Honduras
Los dirigentes de la resistencia liberal: Cecilio Cruz, Francisco Escobar Montalván y Luis Martínez se sumaron ayer a otros dirigentes que han anticipado que no acompañarán al expresidente Manuel Zelaya en el caso de que este abandone el Partido Liberal.
En una comparecencia televisiva en Canal Diez, los dirigentes dijeron que ellos están en contra del "golpe de Estado", ocurrido el 28 de junio de 2009 en Honduras, pero si el principal protagonista de estos hechos se va del liberalismo a formar otro partido político con el Frente Nacional de Resistencia Popular (FNRP), no lo seguirán.
En los mismos términos se pronunció a principios de semana la secretaria del Foro de Unidad Liberal, la exdiputada Carolina Echeverría.

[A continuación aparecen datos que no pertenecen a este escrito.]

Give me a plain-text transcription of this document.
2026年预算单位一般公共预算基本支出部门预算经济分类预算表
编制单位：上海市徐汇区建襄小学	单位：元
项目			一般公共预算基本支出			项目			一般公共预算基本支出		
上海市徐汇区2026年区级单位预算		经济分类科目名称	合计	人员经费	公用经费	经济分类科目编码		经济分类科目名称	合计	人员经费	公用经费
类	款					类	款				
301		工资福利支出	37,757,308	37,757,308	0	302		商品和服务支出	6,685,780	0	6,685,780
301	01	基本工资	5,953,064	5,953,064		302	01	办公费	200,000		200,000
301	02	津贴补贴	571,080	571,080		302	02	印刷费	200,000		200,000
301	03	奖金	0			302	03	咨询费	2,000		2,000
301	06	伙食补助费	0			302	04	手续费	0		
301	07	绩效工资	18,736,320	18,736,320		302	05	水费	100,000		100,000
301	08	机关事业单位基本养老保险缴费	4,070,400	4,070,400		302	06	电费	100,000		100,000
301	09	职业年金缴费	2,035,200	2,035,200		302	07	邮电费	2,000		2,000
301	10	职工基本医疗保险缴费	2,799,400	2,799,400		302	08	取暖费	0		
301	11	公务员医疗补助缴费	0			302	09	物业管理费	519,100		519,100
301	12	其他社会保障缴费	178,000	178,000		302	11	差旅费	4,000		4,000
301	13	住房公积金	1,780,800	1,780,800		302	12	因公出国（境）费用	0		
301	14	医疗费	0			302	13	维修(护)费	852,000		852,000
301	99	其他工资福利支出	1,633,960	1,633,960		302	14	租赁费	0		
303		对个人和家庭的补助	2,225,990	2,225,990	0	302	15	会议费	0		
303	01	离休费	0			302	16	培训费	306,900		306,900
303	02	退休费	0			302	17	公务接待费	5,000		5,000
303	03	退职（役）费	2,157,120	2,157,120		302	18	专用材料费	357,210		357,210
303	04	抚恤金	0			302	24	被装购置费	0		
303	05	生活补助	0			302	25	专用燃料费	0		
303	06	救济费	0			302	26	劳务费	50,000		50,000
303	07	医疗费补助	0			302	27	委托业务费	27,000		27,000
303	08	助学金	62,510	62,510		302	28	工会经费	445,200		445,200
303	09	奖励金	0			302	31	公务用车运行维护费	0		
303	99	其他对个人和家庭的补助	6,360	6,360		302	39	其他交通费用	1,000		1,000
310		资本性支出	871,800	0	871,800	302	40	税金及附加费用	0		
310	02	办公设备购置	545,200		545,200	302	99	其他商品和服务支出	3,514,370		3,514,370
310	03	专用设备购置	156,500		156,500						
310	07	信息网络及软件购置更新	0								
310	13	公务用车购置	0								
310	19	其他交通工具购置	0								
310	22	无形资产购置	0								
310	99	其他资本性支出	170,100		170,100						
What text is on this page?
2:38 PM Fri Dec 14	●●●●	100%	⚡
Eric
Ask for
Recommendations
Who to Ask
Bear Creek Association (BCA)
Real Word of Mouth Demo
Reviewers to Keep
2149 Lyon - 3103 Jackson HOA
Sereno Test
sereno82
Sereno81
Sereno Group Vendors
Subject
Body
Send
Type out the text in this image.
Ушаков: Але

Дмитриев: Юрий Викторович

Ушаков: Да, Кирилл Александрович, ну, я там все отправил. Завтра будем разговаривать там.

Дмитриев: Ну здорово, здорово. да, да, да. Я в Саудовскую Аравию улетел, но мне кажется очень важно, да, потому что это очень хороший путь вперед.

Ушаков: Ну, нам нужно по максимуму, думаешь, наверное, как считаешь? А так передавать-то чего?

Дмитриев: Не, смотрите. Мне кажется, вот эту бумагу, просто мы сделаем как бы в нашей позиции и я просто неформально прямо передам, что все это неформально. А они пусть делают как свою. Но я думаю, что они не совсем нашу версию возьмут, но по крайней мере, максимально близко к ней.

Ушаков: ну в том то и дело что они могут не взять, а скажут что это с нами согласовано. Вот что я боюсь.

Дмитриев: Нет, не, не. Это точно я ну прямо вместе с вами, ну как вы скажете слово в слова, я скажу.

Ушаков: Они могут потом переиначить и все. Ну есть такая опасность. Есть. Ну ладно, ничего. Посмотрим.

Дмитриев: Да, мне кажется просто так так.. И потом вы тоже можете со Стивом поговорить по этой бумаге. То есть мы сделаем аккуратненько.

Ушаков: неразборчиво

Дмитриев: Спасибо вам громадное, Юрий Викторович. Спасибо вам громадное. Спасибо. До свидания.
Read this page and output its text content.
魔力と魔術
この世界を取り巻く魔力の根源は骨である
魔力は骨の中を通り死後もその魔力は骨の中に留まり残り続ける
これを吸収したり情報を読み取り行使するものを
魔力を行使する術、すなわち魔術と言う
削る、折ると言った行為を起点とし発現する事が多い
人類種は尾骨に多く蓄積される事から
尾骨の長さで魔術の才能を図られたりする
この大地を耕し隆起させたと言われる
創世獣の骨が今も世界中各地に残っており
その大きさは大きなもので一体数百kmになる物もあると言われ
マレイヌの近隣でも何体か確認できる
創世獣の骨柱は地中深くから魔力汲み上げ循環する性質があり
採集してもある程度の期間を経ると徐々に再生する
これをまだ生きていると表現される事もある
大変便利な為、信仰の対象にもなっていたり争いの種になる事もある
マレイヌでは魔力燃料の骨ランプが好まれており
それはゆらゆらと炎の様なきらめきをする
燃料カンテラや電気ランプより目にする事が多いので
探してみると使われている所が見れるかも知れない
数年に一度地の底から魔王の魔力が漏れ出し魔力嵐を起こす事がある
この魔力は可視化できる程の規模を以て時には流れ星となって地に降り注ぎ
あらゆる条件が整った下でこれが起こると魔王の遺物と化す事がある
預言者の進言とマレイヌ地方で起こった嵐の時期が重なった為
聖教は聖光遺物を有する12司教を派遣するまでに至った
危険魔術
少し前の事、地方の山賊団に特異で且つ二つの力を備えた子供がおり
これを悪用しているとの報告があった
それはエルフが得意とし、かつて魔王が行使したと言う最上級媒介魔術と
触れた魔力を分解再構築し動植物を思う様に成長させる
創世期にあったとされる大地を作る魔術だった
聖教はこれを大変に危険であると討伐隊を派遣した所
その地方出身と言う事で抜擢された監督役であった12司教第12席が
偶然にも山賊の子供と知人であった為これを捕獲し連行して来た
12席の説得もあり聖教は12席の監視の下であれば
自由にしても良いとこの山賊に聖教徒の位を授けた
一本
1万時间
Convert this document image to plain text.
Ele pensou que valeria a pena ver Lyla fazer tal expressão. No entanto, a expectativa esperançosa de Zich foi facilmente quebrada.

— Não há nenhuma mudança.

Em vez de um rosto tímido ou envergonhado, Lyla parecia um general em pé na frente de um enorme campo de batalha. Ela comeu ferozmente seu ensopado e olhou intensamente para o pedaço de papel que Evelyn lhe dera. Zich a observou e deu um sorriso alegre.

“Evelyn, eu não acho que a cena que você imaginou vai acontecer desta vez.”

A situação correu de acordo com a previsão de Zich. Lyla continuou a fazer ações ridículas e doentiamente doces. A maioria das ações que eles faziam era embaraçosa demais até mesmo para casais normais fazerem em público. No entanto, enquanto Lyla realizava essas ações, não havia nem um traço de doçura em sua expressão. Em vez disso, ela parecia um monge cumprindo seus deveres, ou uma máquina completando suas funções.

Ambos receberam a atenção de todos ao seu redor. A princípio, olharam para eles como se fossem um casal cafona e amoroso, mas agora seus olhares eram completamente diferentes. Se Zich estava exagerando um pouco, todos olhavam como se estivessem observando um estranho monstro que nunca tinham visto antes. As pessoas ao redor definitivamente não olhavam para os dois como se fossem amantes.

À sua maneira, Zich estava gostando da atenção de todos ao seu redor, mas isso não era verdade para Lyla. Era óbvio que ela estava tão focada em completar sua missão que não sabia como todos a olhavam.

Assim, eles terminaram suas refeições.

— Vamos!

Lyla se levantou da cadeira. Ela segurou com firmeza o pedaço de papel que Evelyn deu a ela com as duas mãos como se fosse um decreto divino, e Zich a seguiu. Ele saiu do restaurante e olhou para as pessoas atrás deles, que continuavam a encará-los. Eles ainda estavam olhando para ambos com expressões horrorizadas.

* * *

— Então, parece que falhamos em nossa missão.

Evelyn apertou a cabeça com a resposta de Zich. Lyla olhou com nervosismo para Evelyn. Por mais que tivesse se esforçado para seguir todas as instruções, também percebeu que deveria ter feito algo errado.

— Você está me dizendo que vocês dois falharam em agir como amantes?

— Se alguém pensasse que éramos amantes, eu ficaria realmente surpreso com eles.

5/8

En el caso de que Zelaya optara por quedarse en el Partido Liberal, las planillas del movimiento que él apoye deberán estar conformadas por militantes del liberalismo, de lo contrario serán rechazadas por el Central Ejecutivo y por el Tribunal Supremo Electoral.
Los dirigentes anticiparon un fracaso de Zelaya en el FNRP porque esta organización "no tiene nada" políticamente.
Escobar Montalván, quien fue un cercano colaborador de Zelaya, anunció que desde ya está preparando una impugnación contra la eventual inscripción del FNRP como partido político.
Dijo que basará esta impugnación al hecho de que el FNRP no comulga con los principios democráticos e ideológicos del pueblo hondureño.
Luis Martínez consideró como "una farsa" que el "liberalismo pro socialista" que promueve el expresidente Zelaya sacará a Honduras de la pobreza.
"Manuel Zelaya no es indispensable para que el Partido Liberal pueda buscar el retorno al poder", dijo Escobar.
Mientras, Cecilio Cruz dijo que Zelaya tiene primero que agradecer a su partido que lo llevó al poder.
Los tres dirigentes coincidieron en que el Partido Liberal no está muerto, como ha declarado Manuel Zelaya. Además, advirtieron que ya no se debe seguir hablando de resistencias ni de golpistas a lo interno del liberalismo.
Es más, anticiparon que quienes mantienen posiciones radicales, caerán muertos cuando vean nuevamente abrazarse a Manuel Zelaya con Roberto Micheletti, porque la política es impredecible.